Plenty of redditors are here, reddit did originally start with a good crowd. I myself moved during the great fuckery of 2023. However i believe that a lot of the low-effort redditors (or however you would describe them) you are reffing to would find lemmy just that extra step too difficult/inconvenient to get into and wont take it up.
I don't understand this sentiment. Don't you want Lemmy to grow and overtake the big platforms? If there's specific people or instances you don't like, you could block them. I see no reason to gatekeep Lemmy. I say this as an ex-redditer.
When comments are enabled on free-form ads, there's an increase in community engagement, Reddit claimed, without indicating whether that increase was positive or not.
I remember a long time ago, like maybe a decade or more, the regular we-can-see-they're-ads ads on Reddit could have comments enabled if the ad buyer wanted. I remember jumping in on a few of them and they actually weren't bad, at least in the ones I went into (a biased sample to be sure). If the ads weren't obnoxious or misleading I could see it going not too badly.

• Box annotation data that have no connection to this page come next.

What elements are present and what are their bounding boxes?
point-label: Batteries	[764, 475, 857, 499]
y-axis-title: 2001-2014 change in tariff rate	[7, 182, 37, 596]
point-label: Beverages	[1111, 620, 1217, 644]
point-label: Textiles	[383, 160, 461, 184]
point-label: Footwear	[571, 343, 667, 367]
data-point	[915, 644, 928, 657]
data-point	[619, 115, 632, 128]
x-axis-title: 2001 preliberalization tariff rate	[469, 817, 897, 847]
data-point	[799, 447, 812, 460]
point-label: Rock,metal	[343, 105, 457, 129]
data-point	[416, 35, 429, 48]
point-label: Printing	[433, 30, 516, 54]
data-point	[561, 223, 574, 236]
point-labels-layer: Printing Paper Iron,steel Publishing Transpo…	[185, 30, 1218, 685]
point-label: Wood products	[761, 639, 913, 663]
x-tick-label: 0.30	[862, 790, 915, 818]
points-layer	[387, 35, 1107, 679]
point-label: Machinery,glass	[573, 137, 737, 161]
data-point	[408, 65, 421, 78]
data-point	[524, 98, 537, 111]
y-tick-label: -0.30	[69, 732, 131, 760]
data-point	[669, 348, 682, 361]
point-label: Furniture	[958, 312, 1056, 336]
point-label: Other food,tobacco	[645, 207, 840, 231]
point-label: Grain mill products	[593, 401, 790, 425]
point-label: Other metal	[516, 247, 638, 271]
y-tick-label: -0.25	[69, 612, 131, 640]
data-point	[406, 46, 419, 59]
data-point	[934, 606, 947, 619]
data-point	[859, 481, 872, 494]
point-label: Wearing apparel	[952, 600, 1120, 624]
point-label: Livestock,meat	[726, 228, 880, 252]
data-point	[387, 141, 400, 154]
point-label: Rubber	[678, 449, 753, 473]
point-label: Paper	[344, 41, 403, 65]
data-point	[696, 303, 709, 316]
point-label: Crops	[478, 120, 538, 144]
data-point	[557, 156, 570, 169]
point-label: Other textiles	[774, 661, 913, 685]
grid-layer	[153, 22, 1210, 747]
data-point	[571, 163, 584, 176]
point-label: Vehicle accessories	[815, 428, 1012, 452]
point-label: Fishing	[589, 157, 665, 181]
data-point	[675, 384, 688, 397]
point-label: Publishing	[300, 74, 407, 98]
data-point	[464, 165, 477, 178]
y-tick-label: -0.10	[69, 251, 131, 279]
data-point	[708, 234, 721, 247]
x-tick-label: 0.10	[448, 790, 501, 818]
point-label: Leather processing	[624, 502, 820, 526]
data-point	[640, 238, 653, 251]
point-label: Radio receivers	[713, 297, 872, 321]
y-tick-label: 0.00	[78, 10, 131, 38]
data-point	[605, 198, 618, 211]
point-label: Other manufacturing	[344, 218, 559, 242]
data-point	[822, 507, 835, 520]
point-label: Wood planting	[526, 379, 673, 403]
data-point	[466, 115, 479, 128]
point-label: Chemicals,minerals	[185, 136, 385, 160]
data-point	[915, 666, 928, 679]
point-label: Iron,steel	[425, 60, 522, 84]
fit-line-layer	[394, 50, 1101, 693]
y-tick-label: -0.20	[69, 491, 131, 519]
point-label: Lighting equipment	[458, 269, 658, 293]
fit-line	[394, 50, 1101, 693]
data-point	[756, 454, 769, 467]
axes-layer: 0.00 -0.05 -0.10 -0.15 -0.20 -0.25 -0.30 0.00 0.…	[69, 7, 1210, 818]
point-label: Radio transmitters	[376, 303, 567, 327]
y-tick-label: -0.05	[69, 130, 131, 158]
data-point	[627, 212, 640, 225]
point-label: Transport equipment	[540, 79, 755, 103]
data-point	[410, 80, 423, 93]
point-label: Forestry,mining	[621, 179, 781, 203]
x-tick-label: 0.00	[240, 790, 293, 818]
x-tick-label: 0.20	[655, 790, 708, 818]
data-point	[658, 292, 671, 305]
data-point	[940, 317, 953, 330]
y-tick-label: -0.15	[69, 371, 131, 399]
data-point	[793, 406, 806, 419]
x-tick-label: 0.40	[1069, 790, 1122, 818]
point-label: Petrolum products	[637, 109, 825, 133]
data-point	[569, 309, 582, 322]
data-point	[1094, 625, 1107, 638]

At some point adblock got good enough that I stopped seeing ads on Reddit any more, though, so I don't know when they stopped that practice.
Ahead of the Reddit IPO, I'm finally done purging most of my Reddit posting history and subtly modifying the rest to poison whatever AI is trained on it.
I have no doubt Reddit didn't really delete any of the posts I deleted, but I am hoping the poisoned information will find its way verbatim to an AI's training set.
With all this money they'll raise from the IPO, maybe Reddit will finally be profitable! It's definitely not a way for investors to unload their turds on the public.
The social media monster pointed to companies already trialing free-form ads, which include Just Eat Takeaway, Kraft Heinz, and Leica, all of which found the format capable of "driving upper funnel results."
Actually, I'd really like to see a screenshot of these Leica ads if anyone comes across one.